The win by Gomez ended the four-race winning streak of his Spanish compatriot Mario Mola, who was out of fuel after winning last week in Edmonton and came in 14th. Gomez moved past another Spaniard, Fernando Alarza, into second place in overall standings with two races left — Stockholm on Aug. 26 and the grand final Sept.16 in Rotterdam.
"That's racing," said Mola. "Of course I wanted to keep the momentum I had, but the guys in front did well.
"I emptied the tank on the bike. I tried to start hard on the run. Halfway through the run my legs said 'that's enough, that's all you have today.' So I made it to the end with what I had left."
A lead group of seven riders, including Gomez, Blummenfelt and Brownlee, formed at the start of the cycling section and came in 48 seconds ahead of a large peloton, which gave them a huge advantage going into the run. Murray still managed to overtake all but the top two.
"I know that about halfway through the second lap that it was possible to catch Johnny," said Murray. "I saw the pace difference.
"I'm very happy. I've done four weeks of racing in a row, two in Germany and two in Canada, with lots of travel included.
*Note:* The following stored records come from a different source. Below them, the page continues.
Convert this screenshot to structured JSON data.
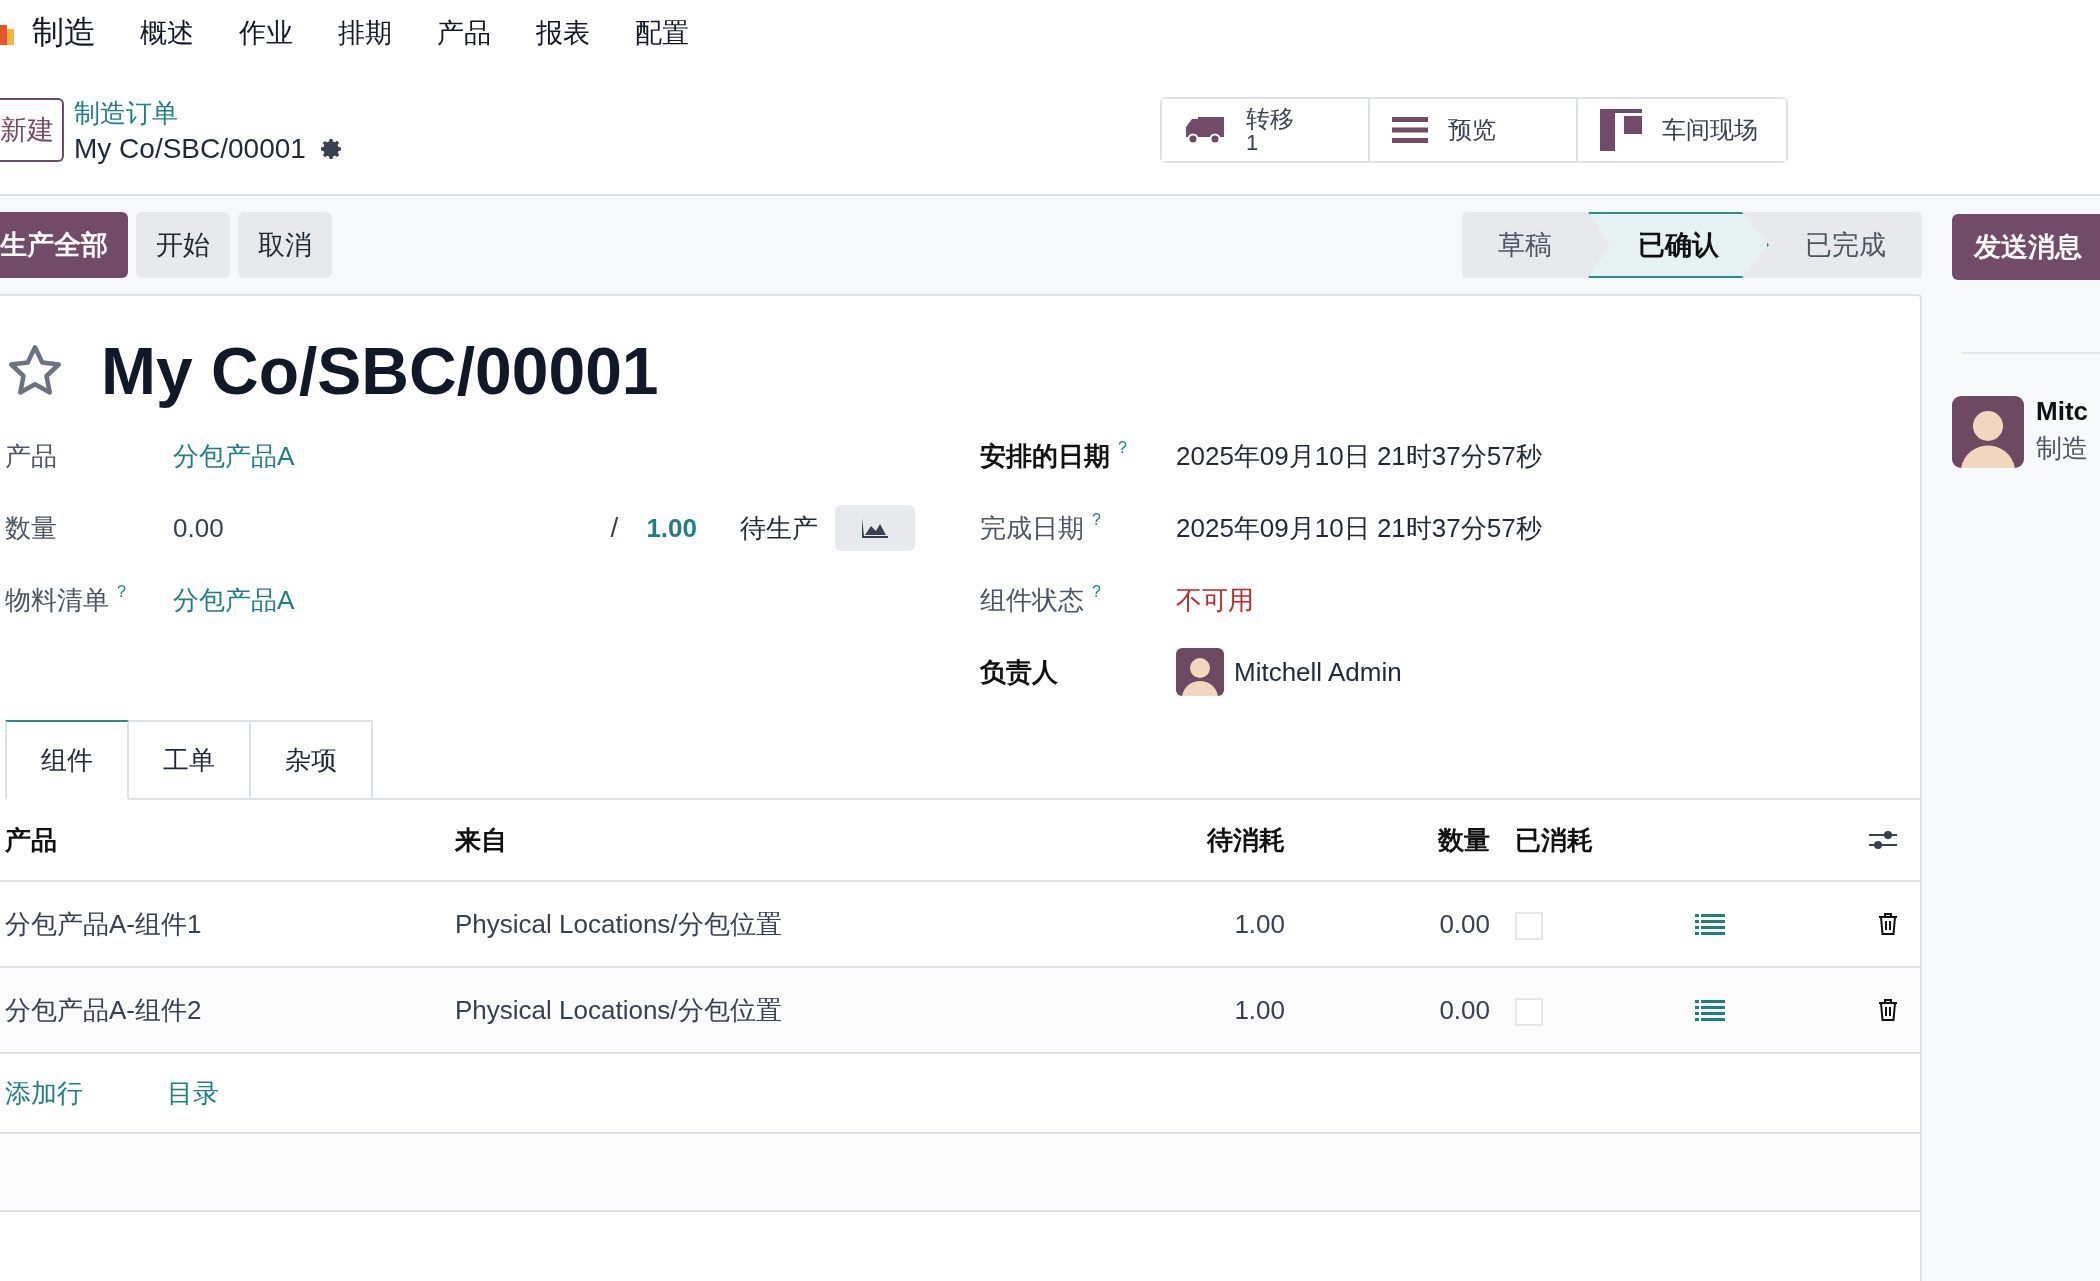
{
  "app": {
    "name": "制造",
    "menu": [
      "概述",
      "作业",
      "排期",
      "产品",
      "报表",
      "配置"
    ]
  },
  "breadcrumb": {
    "new_button": "新建",
    "parent": "制造订单",
    "current": "My Co/SBC/00001"
  },
  "smart_buttons": [
    {
      "kind": "transfer",
      "label": "转移",
      "count": "1"
    },
    {
      "kind": "preview",
      "label": "预览"
    },
    {
      "kind": "shopfloor",
      "label": "车间现场"
    }
  ],
  "actions": [
    {
      "label": "生产全部",
      "primary": true
    },
    {
      "label": "开始",
      "primary": false
    },
    {
      "label": "取消",
      "primary": false
    }
  ],
  "status": [
    {
      "label": "草稿",
      "selected": false
    },
    {
      "label": "已确认",
      "selected": true
    },
    {
      "label": "已完成",
      "selected": false
    }
  ],
  "send_message": "发送消息",
  "record": {
    "starred": false,
    "title": "My Co/SBC/00001"
  },
  "left_fields": [
    {
      "kind": "link",
      "label": "产品",
      "value": "分包产品A"
    },
    {
      "kind": "quantity",
      "label": "数量",
      "value": "0.00",
      "separator": "/",
      "target": "1.00",
      "unit": "待生产"
    },
    {
      "kind": "link",
      "label": "物料清单",
      "help": "?",
      "value": "分包产品A"
    }
  ],
  "right_fields": [
    {
      "kind": "text",
      "label": "安排的日期",
      "help": "?",
      "bold": true,
      "value": "2025年09月10日 21时37分57秒"
    },
    {
      "kind": "text",
      "label": "完成日期",
      "help": "?",
      "bold": false,
      "value": "2025年09月10日 21时37分57秒"
    },
    {
      "kind": "alert",
      "label": "组件状态",
      "help": "?",
      "bold": false,
      "value": "不可用"
    },
    {
      "kind": "user",
      "label": "负责人",
      "bold": true,
      "value": "Mitchell Admin"
    }
  ],
  "tabs": [
    {
      "label": "组件",
      "selected": true
    },
    {
      "label": "工单",
      "selected": false
    },
    {
      "label": "杂项",
      "selected": false
    }
  ],
  "table": {
    "columns": [
      "产品",
      "来自",
      "待消耗",
      "数量",
      "已消耗"
    ],
    "rows": [
      {
        "product": "分包产品A-组件1",
        "from": "Physical Locations/分包位置",
        "to_consume": "1.00",
        "quantity": "0.00",
        "consumed": false
      },
      {
        "product": "分包产品A-组件2",
        "from": "Physical Locations/分包位置",
        "to_consume": "1.00",
        "quantity": "0.00",
        "consumed": false
      }
    ],
    "add_line": "添加行",
    "catalog": "目录"
  },
  "chatter": {
    "author": "Mitc",
    "subtitle": "制造"
  }
}
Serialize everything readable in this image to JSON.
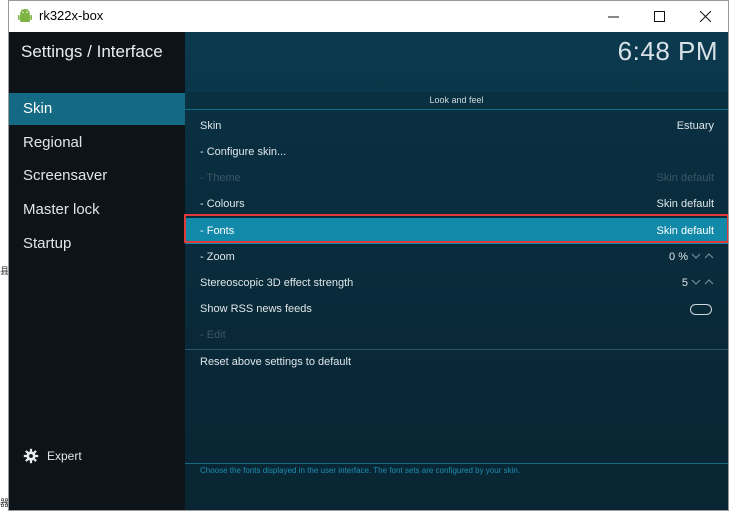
{
  "window": {
    "title": "rk322x-box",
    "minimize": "—",
    "maximize": "☐",
    "close": "✕"
  },
  "header": {
    "breadcrumb": "Settings / Interface",
    "clock": "6:48 PM"
  },
  "sidebar": {
    "items": [
      {
        "label": "Skin",
        "active": true
      },
      {
        "label": "Regional"
      },
      {
        "label": "Screensaver"
      },
      {
        "label": "Master lock"
      },
      {
        "label": "Startup"
      }
    ],
    "expert_label": "Expert"
  },
  "main": {
    "section": "Look and feel",
    "rows": [
      {
        "label": "Skin",
        "value": "Estuary"
      },
      {
        "label": "- Configure skin...",
        "value": ""
      },
      {
        "label": "- Theme",
        "value": "Skin default",
        "disabled": true
      },
      {
        "label": "- Colours",
        "value": "Skin default"
      },
      {
        "label": "- Fonts",
        "value": "Skin default",
        "selected": true
      },
      {
        "label": "- Zoom",
        "value": "0 %"
      },
      {
        "label": "Stereoscopic 3D effect strength",
        "value": "5"
      },
      {
        "label": "Show RSS news feeds",
        "value": ""
      },
      {
        "label": "- Edit",
        "value": "",
        "disabled": true
      }
    ],
    "reset_label": "Reset above settings to default",
    "help_text": "Choose the fonts displayed in the user interface. The font sets are configured by your skin."
  },
  "gutter": {
    "char1": "县",
    "char2": "器"
  },
  "colors": {
    "accent": "#1289a9",
    "selection_border": "#e03a3a",
    "sidebar_active": "#146a82"
  }
}
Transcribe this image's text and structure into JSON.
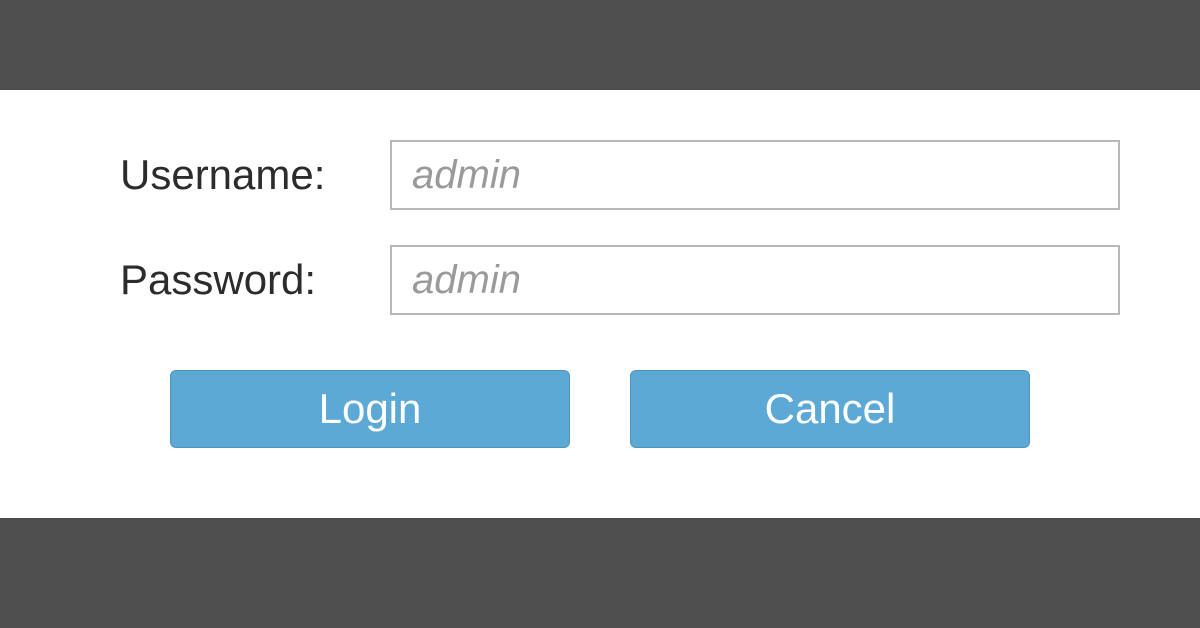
{
  "form": {
    "username": {
      "label": "Username:",
      "placeholder": "admin",
      "value": ""
    },
    "password": {
      "label": "Password:",
      "placeholder": "admin",
      "value": ""
    }
  },
  "buttons": {
    "login": "Login",
    "cancel": "Cancel"
  },
  "colors": {
    "button_bg": "#5ca9d6",
    "button_text": "#ffffff",
    "bar_bg": "#4e4e4e",
    "input_border": "#b8b8b8",
    "placeholder": "#9a9a9a"
  }
}
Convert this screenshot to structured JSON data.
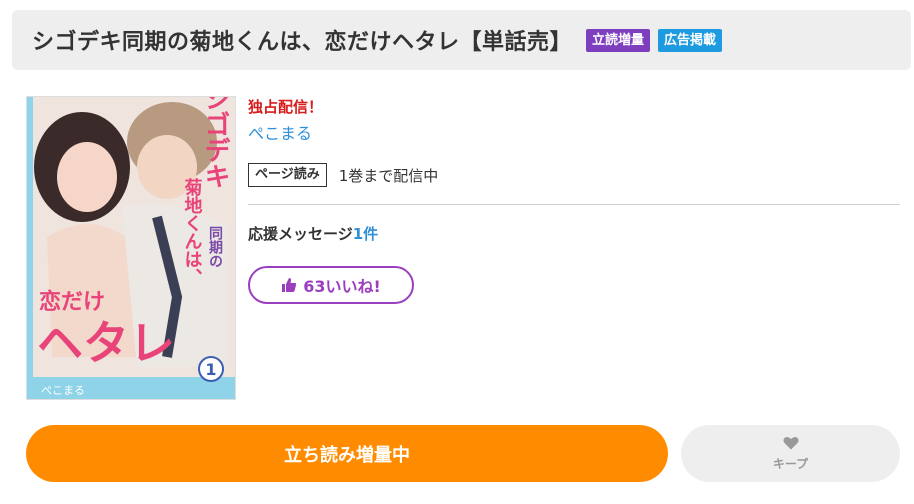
{
  "header": {
    "title": "シゴデキ同期の菊地くんは、恋だけヘタレ【単話売】",
    "badges": {
      "campaign": "立読増量",
      "ad": "広告掲載"
    }
  },
  "cover": {
    "title_text": "シゴデキ同期の菊地くんは、恋だけヘタレ",
    "author_text": "ぺこまる",
    "volume": "1",
    "colors": {
      "title_pink": "#e8447a",
      "background": "#e9dcd4"
    }
  },
  "info": {
    "exclusive": "独占配信！",
    "author": "ぺこまる",
    "format_tag": "ページ読み",
    "availability": "1巻まで配信中",
    "support_label": "応援メッセージ",
    "support_count": "1件",
    "like_label": "63いいね!"
  },
  "actions": {
    "read_label": "立ち読み増量中",
    "keep_label": "キープ"
  },
  "colors": {
    "accent_orange": "#ff8c00",
    "badge_purple": "#7e3fbf",
    "badge_blue": "#1e9be0",
    "exclusive_red": "#d81b1b",
    "link_blue": "#2f8fd8",
    "like_purple": "#9b3fbf"
  }
}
So I'm very happy with third place."
The two Canadians in the 52-man field finished well back. Montreal native Alexis Lepage was 29th in 1:51:48 and Tyler Mislawchuk of Winnipeg came 33rd at 1:52:20.
Canada is the only country that has two World Series events, and naturally, Mislawchuk is all for it.
"It's important for us as athletes, but it's also important for the next generation," he said. "It's similar to the NHL.
"If you have an NHL team in your city, the kids dream of being NHL players one day. This gives an outlet for kids to dream of one day doing it. I hope in the future we can continue to have these races at home."
In the women's race on Saturday, Ashleigh Gentle of Australia ended Flora Duffy's four-event winning streak with her first World Triathlon Series victory, finishing 23 seconds ahead of the Bermudian. Joanna Brown of Ottawa was a career-best fourth.